Haciendo algún que otro quiebro magistral, como un futbolista en su mejor momento, logré ponerme justo detrás de ellas en la cola. Yo llevaba unas pintas bastante formales, con camisa y zapatos, pero una vez colocado en mi sitio, empezó la función. Saqué de mi mochila unas zapatillas y una camiseta rosa fuxia de la banda en cuestión. Sabía que eso llamaría su atención, y así fue. Tras alabar mi camiseta, y con un intercambio de halagos hacia el grupo, entablamos amistad cordial. Saqué entonces mis dos entradas al concierto, haciendo gala de la desilusión de que mi amigo no pudiese venir, y lo penoso de tener que ver el concierto solo, y ellas, sin saber dónde se metían, me invitaron amablemente a disfrutar del concierto juntos. Los cimientos del plan A y el plan B estaban creados y con un cartel de «Recién pintado».
Fue entonces cuando me desmayé bajo el sol infernal de aquella tarde de julio. Hablando de alguna tontería de pijos, recuerdo que estaba pensando en cuánto acentuaban las eses al hablar aquellas chicas, y empecé a notar un zumbido en los oídos. Al segundo noté un efecto túnel en la vista, y después me desmayé sin poder hacer nada al respecto, como un robot que se queda sin pilas estando junto a un enchufe.
De nuevo en la realidad, una vez repasados los hechos y sabiendo en qué punto estaba mi plan, me levanté de la acera, apoyándome sobre uno de los sanitarios. Aproveché para mirar alrededor y observar donde estaban los guardaespaldas. Pude divisar a dos bastante cerca, al otro no le vi en un primer momento, luego observé que estaba justo detrás de las chicas, observando mi comportamiento.
Como ya habíamos entablado esa pequeña amistad, en cuanto se fueron los sanitarios y la gente se disgregó, me llevaron de nuevo a la cola del concierto. Seguía haciendo un calor de mil demonios, pero al menos ya estaba debidamente hidratado.

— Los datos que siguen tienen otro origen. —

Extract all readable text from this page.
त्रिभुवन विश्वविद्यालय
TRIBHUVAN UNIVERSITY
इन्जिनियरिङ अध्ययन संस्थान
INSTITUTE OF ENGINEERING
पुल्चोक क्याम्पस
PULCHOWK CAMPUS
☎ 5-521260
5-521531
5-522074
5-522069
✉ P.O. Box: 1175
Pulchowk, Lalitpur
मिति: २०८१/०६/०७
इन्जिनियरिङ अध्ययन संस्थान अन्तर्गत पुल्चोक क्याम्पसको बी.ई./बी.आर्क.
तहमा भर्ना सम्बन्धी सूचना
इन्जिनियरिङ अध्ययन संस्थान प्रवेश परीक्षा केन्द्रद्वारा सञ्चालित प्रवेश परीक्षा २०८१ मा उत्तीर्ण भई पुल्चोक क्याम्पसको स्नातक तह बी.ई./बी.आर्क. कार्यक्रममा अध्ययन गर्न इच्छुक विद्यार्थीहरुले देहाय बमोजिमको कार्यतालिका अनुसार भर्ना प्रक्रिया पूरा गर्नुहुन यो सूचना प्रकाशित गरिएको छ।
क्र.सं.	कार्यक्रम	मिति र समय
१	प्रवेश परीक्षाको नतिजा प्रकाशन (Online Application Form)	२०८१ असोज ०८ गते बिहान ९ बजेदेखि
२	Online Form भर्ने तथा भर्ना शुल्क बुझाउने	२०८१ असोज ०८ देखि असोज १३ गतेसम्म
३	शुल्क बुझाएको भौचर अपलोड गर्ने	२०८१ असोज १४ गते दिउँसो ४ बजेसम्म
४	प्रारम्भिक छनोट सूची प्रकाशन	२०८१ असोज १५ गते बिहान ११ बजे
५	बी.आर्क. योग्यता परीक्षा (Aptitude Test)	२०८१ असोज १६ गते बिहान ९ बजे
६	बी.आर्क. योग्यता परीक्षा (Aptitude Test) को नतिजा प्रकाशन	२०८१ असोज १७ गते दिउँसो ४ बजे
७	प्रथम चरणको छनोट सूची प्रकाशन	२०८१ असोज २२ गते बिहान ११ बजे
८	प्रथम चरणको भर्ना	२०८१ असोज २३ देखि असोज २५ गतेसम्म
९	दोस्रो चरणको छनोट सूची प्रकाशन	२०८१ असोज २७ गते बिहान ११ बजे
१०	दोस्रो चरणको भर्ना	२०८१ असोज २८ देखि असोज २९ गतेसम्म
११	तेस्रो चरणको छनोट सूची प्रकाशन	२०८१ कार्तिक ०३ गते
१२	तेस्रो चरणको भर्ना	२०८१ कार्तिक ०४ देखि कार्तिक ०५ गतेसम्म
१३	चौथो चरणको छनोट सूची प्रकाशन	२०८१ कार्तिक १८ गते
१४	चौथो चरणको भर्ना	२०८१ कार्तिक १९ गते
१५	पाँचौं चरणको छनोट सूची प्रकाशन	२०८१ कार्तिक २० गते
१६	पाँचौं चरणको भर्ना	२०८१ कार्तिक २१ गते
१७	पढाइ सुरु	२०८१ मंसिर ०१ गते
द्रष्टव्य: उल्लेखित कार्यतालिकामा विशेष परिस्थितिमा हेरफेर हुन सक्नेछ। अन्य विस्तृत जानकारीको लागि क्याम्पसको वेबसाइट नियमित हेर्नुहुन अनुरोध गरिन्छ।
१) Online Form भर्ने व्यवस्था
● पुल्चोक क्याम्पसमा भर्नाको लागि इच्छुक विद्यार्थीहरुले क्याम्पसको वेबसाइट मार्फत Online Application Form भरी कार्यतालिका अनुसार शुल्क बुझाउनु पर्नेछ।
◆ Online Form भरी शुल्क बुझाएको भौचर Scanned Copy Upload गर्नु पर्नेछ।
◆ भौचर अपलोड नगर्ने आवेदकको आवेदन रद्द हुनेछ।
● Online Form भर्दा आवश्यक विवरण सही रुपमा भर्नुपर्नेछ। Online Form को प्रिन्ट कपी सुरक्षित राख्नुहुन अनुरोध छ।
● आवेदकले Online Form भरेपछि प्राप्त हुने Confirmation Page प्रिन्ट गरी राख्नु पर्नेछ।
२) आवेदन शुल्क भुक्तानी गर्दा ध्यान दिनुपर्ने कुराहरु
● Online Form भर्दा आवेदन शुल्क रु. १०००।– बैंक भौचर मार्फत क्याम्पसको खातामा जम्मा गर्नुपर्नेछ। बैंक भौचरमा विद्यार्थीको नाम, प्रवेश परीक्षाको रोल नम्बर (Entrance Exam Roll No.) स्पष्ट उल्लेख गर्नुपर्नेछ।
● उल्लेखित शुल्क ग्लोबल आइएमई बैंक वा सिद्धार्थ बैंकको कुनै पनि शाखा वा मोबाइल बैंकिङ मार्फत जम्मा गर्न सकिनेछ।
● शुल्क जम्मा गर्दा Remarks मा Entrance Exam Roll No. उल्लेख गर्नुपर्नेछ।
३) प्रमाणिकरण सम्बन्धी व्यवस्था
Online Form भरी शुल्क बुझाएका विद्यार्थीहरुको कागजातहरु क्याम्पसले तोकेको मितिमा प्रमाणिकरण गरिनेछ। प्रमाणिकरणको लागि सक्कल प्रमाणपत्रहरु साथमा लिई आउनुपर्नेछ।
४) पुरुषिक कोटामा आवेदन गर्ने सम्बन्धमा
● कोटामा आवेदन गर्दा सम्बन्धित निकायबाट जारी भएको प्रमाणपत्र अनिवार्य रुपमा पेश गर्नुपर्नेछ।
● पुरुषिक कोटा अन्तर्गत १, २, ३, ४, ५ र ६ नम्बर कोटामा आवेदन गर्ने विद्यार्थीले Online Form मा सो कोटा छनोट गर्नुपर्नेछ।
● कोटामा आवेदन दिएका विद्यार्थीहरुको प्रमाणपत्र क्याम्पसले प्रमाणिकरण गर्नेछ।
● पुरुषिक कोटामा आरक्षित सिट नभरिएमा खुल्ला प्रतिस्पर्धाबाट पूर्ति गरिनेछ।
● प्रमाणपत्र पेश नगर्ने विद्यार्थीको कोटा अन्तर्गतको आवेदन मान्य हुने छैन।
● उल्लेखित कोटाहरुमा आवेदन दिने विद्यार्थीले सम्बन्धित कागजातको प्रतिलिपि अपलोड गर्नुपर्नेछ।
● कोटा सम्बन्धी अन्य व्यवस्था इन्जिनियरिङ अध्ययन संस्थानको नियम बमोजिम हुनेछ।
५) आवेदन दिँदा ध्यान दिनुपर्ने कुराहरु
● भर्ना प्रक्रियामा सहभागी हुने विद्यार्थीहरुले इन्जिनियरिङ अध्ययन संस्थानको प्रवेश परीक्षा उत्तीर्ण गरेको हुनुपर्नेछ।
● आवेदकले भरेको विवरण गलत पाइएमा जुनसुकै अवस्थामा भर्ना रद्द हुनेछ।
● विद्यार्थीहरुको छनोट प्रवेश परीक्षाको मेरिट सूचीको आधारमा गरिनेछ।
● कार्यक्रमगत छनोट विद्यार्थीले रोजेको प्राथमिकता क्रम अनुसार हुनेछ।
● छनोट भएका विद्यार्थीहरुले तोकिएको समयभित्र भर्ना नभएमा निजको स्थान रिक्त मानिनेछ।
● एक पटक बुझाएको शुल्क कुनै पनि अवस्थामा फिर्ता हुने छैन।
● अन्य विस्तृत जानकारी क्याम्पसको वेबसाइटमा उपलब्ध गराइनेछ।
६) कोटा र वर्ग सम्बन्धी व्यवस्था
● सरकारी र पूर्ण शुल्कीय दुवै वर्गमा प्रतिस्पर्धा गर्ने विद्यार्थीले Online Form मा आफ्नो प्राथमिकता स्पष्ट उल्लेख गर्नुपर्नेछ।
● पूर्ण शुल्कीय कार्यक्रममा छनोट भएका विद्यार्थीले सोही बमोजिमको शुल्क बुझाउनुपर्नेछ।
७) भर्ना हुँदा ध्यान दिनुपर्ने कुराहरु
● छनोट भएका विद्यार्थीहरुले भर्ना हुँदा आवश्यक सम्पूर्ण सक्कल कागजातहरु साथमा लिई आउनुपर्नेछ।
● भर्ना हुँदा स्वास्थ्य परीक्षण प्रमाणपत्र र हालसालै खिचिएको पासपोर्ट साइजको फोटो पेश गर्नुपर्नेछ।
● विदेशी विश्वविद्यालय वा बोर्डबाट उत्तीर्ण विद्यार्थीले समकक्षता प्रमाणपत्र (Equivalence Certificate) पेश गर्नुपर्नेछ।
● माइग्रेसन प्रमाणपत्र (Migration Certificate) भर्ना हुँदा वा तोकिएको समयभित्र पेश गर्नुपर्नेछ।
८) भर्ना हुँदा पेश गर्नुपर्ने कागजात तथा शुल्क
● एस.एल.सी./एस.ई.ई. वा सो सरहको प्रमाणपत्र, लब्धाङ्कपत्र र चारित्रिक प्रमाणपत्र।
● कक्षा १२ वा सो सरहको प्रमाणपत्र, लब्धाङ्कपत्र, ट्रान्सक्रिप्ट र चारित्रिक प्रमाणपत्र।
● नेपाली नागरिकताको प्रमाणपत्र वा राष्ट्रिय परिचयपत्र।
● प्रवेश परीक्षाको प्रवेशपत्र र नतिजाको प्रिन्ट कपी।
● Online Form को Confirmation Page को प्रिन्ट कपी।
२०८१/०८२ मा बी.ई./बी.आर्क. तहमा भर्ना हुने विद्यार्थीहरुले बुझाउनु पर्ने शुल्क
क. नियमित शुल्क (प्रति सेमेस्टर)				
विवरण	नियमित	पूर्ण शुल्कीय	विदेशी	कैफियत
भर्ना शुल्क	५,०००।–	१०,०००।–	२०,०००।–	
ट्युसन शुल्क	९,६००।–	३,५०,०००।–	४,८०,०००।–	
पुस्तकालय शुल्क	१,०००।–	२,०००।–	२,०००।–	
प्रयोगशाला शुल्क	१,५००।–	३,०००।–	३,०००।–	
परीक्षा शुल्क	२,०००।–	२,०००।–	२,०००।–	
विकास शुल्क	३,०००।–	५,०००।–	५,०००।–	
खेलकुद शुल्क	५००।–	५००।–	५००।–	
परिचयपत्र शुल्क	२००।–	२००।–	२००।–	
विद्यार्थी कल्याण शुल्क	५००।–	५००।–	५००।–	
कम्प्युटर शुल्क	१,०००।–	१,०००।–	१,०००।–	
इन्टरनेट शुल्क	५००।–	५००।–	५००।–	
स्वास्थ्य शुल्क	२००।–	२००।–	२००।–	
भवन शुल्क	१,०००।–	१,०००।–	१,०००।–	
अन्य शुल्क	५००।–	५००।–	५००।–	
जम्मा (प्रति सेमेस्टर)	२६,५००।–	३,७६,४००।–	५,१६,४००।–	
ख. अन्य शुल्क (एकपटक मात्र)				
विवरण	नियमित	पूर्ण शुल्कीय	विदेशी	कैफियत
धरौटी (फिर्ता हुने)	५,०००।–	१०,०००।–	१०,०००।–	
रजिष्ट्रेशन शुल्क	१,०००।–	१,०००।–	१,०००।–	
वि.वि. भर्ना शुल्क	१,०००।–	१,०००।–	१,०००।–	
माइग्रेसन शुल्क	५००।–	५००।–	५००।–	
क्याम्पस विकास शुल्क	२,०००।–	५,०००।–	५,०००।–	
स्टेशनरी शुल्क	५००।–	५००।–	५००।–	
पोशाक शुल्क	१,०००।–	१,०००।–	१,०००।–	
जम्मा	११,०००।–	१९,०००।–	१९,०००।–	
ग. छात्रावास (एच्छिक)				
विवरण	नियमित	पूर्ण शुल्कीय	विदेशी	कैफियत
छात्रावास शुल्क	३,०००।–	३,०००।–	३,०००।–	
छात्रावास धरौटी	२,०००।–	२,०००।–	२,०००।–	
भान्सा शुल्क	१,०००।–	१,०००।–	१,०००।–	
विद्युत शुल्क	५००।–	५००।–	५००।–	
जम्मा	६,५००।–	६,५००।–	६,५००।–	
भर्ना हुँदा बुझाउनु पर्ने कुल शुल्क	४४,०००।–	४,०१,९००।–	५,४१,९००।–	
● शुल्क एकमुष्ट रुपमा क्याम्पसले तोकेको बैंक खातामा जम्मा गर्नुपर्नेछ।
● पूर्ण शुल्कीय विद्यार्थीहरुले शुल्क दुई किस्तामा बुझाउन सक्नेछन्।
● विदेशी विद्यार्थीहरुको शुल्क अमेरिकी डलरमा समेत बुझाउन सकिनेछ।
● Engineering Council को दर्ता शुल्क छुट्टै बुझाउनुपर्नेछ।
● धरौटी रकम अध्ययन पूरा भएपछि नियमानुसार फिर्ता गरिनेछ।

-¡Qué susto nos has dado! -dijo Inés- ¡Menos mal que ya pareces mejor! -Y qué suerte que los de la ambulancia estuviesen tan cerca. -agregó quedándose pensativa por un momento-
-¿Qué ocurre? -dije yo vigilando su bolso, esperando un buen momento para darle el cambiazo de los caramelos.
-Te vas a reír. Cuando te has desplomado, nos hemos asustado tanto que pensábamos que te estaba dando un infarto. Ella, que tiene una prima enfermera -dijo señalando a su amiga- ha buscado si llevabas algún tipo de medicación, encontrando ésto en tu bolsillo.
Me mostró la bolsa donde llevaba los caramelos venenosos sueltos. Mi cara debió parecer un poema, pero un poema negro de Poe. Por más que intentase disimular, en aquella bolsa únicamente podía ver dos caramelos de los tres que había metido en ella.
-Pues con los nervios del momento -siguió – y para curarnos en salud, hemos decidido darte una pastilla mientras estabas desmayado. ¿Qué tontas verdad? Ya nos ha dicho uno de los sanitarios que aquello parecían unos simples caramelos de menta… ¡Pero… a dónde vas!…
En un primer momento mi impulso fue salir corriendo, mientras pensaba “Tierra, trágame”, y dicho y hecho. Era evidente que estaba a punto de morir, había pasado el tiempo suficiente para que la pastilla se hubiese deshecho en el estómago, pasando el veneno al torrente sanguíneo. Dejé de correr para esconderme, puesto que no tenía ya ningún sentido.
Me encontré con la muerte veinte pasos después.